Back at the RV, I uncrumpled the paper and found the following crock pot recipe for Squeal Soup scribbled out in a shaky hand:
Ingredients
1 pound cooked country ham, diced
1 smoked ham hock
1 squeal
1 small sweet onion, chopped
2 cloves garlic, minced
1 can corn kernels, drained
1 can stewed tomatoes, undrained
1 large potato, peeled and cubed
1 can green beans, drained
5 cups chicken stock
1/2 teaspoon hot pepper sauce
Dump everything in your crock pot and cook on High for half a day (start at lunchtime), or on Low all day long (start at breakfast time).
Note: You can make this soup without the squeal, but then it's just a smoky ham soup and not the elusive, legendary Squeal Soup.
My next quest: Capturing a snipe for the Roast Snipe recipe I've been hearing about.
Zestfully yours,
Gloria
OMGosh!

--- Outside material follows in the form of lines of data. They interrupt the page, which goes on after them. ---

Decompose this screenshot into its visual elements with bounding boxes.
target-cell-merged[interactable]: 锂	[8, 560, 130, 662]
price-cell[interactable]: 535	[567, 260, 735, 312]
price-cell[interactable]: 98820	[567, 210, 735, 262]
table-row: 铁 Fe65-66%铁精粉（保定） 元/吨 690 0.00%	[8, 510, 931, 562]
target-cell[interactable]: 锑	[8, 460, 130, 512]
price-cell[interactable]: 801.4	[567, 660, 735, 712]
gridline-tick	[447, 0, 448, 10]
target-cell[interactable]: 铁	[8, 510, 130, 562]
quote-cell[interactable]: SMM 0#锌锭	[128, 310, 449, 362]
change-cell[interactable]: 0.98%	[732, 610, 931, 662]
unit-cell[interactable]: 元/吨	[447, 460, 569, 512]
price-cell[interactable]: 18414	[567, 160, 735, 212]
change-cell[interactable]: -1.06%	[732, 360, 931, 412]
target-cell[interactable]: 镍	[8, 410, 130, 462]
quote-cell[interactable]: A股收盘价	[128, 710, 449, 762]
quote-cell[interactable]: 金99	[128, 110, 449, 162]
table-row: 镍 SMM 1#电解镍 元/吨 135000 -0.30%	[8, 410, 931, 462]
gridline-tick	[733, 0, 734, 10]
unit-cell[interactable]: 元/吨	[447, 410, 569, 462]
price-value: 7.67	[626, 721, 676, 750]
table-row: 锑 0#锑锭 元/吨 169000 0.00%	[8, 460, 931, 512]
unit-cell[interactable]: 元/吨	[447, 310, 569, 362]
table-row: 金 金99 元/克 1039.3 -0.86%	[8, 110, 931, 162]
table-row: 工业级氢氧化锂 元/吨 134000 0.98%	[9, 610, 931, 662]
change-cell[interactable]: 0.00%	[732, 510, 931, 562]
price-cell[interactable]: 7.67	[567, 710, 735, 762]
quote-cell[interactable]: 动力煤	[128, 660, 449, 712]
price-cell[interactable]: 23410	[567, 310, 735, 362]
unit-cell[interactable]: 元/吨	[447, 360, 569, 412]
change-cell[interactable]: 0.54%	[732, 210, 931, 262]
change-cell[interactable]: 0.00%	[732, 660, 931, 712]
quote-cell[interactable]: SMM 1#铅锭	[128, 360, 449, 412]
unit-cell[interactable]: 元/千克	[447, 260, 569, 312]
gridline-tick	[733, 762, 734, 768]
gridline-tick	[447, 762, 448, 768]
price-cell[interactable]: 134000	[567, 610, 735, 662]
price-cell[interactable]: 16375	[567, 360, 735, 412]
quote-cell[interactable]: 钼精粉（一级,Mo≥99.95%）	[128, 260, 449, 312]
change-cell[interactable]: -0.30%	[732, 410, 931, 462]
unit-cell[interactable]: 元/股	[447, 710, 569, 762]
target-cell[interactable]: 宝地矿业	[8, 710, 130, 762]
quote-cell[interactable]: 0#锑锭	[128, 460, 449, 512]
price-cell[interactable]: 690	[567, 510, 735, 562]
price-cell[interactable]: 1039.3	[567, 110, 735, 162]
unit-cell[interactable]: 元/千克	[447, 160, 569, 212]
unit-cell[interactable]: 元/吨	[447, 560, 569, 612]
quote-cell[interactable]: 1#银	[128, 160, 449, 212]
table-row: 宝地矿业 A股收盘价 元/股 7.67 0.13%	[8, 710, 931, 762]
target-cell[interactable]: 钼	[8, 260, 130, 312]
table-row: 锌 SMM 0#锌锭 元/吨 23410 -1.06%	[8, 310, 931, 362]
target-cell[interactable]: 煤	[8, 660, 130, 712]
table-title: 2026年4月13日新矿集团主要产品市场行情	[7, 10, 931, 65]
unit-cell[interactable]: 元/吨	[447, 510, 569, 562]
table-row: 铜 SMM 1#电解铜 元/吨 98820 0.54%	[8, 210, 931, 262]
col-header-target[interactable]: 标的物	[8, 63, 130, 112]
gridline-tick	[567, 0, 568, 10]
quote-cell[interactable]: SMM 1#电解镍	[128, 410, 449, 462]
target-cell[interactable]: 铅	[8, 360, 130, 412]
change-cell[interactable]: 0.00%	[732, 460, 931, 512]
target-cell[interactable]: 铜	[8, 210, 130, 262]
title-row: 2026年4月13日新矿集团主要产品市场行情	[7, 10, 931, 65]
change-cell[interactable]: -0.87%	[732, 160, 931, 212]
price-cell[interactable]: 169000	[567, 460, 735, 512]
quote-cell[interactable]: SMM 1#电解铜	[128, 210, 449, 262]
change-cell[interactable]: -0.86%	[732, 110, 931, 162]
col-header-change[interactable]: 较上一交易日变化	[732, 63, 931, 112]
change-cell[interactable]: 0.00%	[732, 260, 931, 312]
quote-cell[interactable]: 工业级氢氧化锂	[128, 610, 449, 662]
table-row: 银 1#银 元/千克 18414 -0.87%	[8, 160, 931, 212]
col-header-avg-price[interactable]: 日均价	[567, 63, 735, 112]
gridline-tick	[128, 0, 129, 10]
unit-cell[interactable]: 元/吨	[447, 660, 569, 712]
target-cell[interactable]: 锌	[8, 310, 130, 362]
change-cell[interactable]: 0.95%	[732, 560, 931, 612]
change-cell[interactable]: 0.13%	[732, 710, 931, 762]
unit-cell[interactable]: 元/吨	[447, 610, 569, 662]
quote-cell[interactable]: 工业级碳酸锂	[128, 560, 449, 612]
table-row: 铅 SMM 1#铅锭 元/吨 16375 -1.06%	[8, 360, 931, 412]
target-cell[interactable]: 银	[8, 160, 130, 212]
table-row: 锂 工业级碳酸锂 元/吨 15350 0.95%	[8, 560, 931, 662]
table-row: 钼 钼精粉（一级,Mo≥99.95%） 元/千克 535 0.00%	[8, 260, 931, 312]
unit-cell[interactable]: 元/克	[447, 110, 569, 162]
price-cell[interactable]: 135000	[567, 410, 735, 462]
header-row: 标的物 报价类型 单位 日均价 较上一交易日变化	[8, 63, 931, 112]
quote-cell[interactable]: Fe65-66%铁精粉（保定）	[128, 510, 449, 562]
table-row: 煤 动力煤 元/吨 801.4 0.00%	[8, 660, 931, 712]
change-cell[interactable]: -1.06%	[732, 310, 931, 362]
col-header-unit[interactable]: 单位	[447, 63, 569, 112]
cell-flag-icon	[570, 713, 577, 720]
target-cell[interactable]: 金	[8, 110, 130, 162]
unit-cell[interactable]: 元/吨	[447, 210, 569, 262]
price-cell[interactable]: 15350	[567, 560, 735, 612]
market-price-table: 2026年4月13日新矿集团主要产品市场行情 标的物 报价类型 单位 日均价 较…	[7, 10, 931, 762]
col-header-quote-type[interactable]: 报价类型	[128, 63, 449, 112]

I love this! You are a hoot! BTW... We had a snipe hunt out here on our property a few years back! ;-) Very educational to all involved! :-)
ReplyDeleteGlad you enjoyed it, Lynn, and thanks for the comment! Yep, shortly after I arrived in NC at the ripe young age of 18 (decades ago), my new friends tried to get me to go snipe hunting in the country. I became quite skeptical when none of them had a good answer to my repeated question, "What the [bleep] is a snipe??" It's hard too fool this Bronx girl :-) But if you have a recipe for Roast Snipe, I'll trade ya a NY bagel with cream cheese & lox for it and a snipe!